Destruction caused by Israeli airstrikes on the capital Beirut (Husam Shbaro).
Destruction caused by Israeli airstrikes on the capital Beirut (Husam Shbaro).

 

 

Before Israel adopted the term “security belt” and began implementing it, it had limited itself to small-scale incursions into some border villages, especially Kfar Shouba in the Arkoub region and Kfar Kila in the central sector. The first was completely destroyed in 1974, while in the second a massacre was carried out in which a number of residents of the town were killed.

 

According to researcher on Israeli affairs Saqr Abu Fakhr, Israel sought from 1969 until the second half of the 1970s to intimidate the residents of border towns by harming them and targeting their livelihoods and sources of income, sending a message that for every operation carried out by the Palestinian resistance across the border, there would be a painful response from its side.

 

According to Abu Fakhr, these were the preliminary steps that did not receive the desired response from the people of southern Lebanon. Israel therefore later resorted to adopting the “security belt” doctrine, which was not originally part of the Israeli security vocabulary.

 

The first time Israeli tanks penetrated deep into Lebanese territory was in the summer of 1972. According to Abu Fakhr, this was the first operation that met the characteristics of a full ground invasion, which would later be repeated and expanded in the 1978 invasion. It marked a turning point in the security situation along the border, as Israel at the time reached the outskirts of the city of Tyre before withdrawing. However, from that moment it effectively established a “security belt” by occupying a narrow strip that included Bint Jbeil and Khiam, which was completely destroyed after a massacre of those who remained there.

 

Naturally, after the 1982 invasion, the security belt took on a different form and function. It was no longer only about pushing threats away from Israeli security, but it later expanded and deepened, especially as it came to include not only southern Lebanon but also the Golan, southern Syria, and Gaza.

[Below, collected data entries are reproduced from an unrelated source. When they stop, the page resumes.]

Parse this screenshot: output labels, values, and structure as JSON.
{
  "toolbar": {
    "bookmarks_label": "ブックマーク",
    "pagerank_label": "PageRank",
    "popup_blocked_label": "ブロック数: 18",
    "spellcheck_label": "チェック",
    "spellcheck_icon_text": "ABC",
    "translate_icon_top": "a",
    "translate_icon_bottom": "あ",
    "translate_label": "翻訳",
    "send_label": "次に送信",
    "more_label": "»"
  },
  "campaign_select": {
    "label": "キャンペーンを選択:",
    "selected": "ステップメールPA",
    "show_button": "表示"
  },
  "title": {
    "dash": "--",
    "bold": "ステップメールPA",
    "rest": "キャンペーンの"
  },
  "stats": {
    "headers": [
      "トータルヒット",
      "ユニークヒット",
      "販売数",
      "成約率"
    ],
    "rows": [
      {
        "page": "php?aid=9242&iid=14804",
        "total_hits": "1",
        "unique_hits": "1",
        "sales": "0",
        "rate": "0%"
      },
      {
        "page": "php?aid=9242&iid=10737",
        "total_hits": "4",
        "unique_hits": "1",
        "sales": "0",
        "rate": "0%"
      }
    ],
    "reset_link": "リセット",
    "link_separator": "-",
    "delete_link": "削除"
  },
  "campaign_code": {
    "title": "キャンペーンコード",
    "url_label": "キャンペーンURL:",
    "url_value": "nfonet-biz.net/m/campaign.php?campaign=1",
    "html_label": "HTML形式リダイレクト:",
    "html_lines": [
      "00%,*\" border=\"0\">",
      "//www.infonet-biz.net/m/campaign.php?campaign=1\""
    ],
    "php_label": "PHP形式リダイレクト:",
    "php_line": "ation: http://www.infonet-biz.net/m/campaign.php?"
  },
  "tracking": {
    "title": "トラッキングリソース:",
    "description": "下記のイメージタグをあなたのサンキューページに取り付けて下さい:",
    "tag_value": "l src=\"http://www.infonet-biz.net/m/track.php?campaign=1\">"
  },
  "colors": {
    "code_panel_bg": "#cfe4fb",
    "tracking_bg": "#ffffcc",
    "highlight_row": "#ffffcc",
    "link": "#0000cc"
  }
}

It became part of a different Israeli strategy aimed at ensuring permanent protection for Israel by pushing threats away from its borders and transferring instability to surrounding areas.

 

Strategic expert retired Brigadier General Bassam Yassin says that the security belt in Israeli military doctrine is a “defensive offensive tool aimed at ensuring protection by moving the line of defense outside Israel’s borders.” He notes that it achieved partial success in the short term but failed in the Lebanon experience in the long term, and that today it has shifted into a more flexible concept that relies on technology instead of direct occupation.

 

He adds that the main goal of this belt is to push the threat as far away from Israel’s interior as possible. It is based on a military doctrine that seeks to move the battlefield into enemy territory, adopt preemptive warfare, and compensate for Israel’s small geographic size. For this reason, the security belt emerged as a practical solution based on creating a defensive depth inside enemy territory instead of waiting for threats at the border.

 

Yassin further explains that Israel adopted the security belt in a fixed and central manner between 1985 and 2000, achieving gains through it. However, it gradually turned into a prolonged zone of attrition, which eventually forced Israel to withdraw in 2000.

 

When asked whether this term still holds relevance for Israel after such a long and costly experience, Yassin replies that it does, but in different forms, through buffer zones in Gaza, the south, and the Golan, as well as a “fire-based security belt” instead of territorial occupation, in addition to smart walls and technological defensive depth. He adds that this approach has strengths for Israel, as it pushes danger away from the interior and provides early warning time. However, its weaknesses lie in its high human cost and its tendency to generate local resistance, which ultimately turns it into a strategic burden.